We have covered everything in the documentation: http://docs.graylog.org/en/2.4/pages/installation/operating_system_packages.html#step-by-step-guides
Just follow the step-by-step guides and you will have a stable running system.
Here you go! what is wrong here, it’s just installing 3.0, even i don’t have repo configured for 3.0, i did yum clean too
also this URL is broken, page not found: https://packages.graylog2.org/repo/el/stable/2.4/$basearch/
[root@graylog ~]# cat /etc/yum.repos.d/graylog.repo
[graylog]
name=graylog
baseurl=https://packages.graylog2.org/repo/el/stable/2.4/$basearch/
gpgcheck=1
repo_gpgcheck=0
gpgkey=file:///etc/pki/rpm-gpg/RPM-GPG-KEY-graylog
[root@graylog ~]#
[root@graylog ~]#
[root@graylog ~]#
[root@graylog ~]# yum install graylog-server
Loaded plugins: fastestmirror, langpacks
base | 3.6 kB 00:00:00
elasticsearch-5.x | 1.3 kB 00:00:00
epel/x86_64/metalink | 16 kB 00:00:00
epel | 3.2 kB 00:00:00
extras | 3.4 kB 00:00:00
mongodb-org-3.4 | 2.5 kB 00:00:00
updates | 3.4 kB 00:00:00
(1/9): elasticsearch-5.x/primary | 148 kB 00:00:00
(2/9): base/7/x86_64/group_gz | 166 kB 00:00:00
(3/9): epel/x86_64/group_gz | 88 kB 00:00:00
(4/9): epel/x86_64/updateinfo | 932 kB 00:00:00
(5/9): epel/x86_64/primary | 3.6 MB 00:00:00
(6/9): mongodb-org-3.4/7/primary_db | 73 kB 00:00:00
(7/9): extras/7/x86_64/primary_db | 204 kB 00:00:00
(8/9): base/7/x86_64/primary_db | 5.9 MB 00:00:01
(9/9): updates/7/x86_64/primary_db | 6.0 MB 00:00:02
Determining fastest mirrors
* base: mirror.fileplanet.com
* epel: mirror.metrocast.net
* extras: mirror.ash.fastserv.com
* updates: mirror.oss.ou.edu
elasticsearch-5.x 386/386
epel 12742/12742
Resolving Dependencies
--> Running transaction check
---> Package graylog-server.noarch 0:3.0.0-2.alpha.2 will be installed
--> Finished Dependency Resolution
Dependencies Resolved
=====================================================================================================================================================================================
Package Arch Version Repository Size
=====================================================================================================================================================================================
Installing:
graylog-server noarch 3.0.0-2.alpha.2 graylog 92 M
Transaction Summary
=====================================================================================================================================================================================
Install 1 Package
Total download size: 92 M
Installed size: 103 M
Is this ok [y/d/N]: n
never mind, after modifying repo file to following it work, look like something was cached somewhere
[graylog-foo]
name=graylog-foo
baseurl=https://packages.graylog2.org/repo/el/stable/2.4/$basearch/
gpgcheck=1
repo_gpgcheck=0
gpgkey=file:///etc/pki/rpm-gpg/RPM-GPG-KEY-graylog
Anyway now i am seeing no error and looks good and i sending some logs from Cisco switches but they are not showing up in search does graylog takes some time to process logs or its realtime?
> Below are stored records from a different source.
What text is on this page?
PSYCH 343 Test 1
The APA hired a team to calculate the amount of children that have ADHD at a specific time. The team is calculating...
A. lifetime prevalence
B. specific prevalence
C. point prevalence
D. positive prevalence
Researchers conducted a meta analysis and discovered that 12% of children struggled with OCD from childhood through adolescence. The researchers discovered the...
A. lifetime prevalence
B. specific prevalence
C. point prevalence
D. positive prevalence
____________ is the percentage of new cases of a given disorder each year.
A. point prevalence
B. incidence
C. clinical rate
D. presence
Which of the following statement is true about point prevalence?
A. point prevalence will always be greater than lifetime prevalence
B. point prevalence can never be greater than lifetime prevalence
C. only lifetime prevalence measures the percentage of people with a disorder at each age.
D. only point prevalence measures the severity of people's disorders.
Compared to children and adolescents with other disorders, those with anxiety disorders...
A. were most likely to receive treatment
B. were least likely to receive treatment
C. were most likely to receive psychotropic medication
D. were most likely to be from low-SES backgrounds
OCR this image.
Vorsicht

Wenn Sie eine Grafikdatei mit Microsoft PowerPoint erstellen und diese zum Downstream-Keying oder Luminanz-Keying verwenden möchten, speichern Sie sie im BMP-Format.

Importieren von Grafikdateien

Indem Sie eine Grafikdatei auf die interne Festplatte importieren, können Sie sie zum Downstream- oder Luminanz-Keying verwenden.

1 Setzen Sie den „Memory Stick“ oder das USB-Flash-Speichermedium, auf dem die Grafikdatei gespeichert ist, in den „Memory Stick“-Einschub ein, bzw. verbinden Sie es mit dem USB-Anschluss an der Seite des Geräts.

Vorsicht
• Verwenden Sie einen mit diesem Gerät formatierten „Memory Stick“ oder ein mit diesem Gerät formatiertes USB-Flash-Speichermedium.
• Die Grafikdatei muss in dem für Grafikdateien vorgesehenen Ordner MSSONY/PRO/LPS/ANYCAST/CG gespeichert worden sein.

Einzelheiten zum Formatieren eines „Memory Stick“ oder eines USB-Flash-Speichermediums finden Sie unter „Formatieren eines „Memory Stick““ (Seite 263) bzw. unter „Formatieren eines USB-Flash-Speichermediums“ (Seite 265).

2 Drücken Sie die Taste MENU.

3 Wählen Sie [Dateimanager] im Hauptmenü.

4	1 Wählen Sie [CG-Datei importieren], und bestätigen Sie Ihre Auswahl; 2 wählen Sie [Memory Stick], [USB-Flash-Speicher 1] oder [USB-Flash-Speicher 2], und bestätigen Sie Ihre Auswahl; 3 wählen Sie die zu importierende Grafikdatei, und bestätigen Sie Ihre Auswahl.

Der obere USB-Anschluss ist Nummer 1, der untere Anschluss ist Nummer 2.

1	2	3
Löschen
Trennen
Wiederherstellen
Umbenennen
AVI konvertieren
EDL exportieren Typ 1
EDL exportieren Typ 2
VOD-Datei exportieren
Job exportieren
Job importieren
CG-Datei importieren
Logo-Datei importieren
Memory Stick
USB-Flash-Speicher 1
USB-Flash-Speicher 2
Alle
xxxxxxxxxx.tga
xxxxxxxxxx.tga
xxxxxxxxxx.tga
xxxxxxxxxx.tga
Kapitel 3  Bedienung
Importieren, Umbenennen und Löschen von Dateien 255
after google i found you need to change timestamp because graylog use UTS and my all switches use EST so this is what i did in server.conf file
root_timezone = America/New_York
now in System/Overview i can see timestamp in EST but still not processing logs what else i should check?
system
November 6, 2018, 2:55pm
7
This topic was automatically closed 14 days after the last reply. New replies are no longer allowed.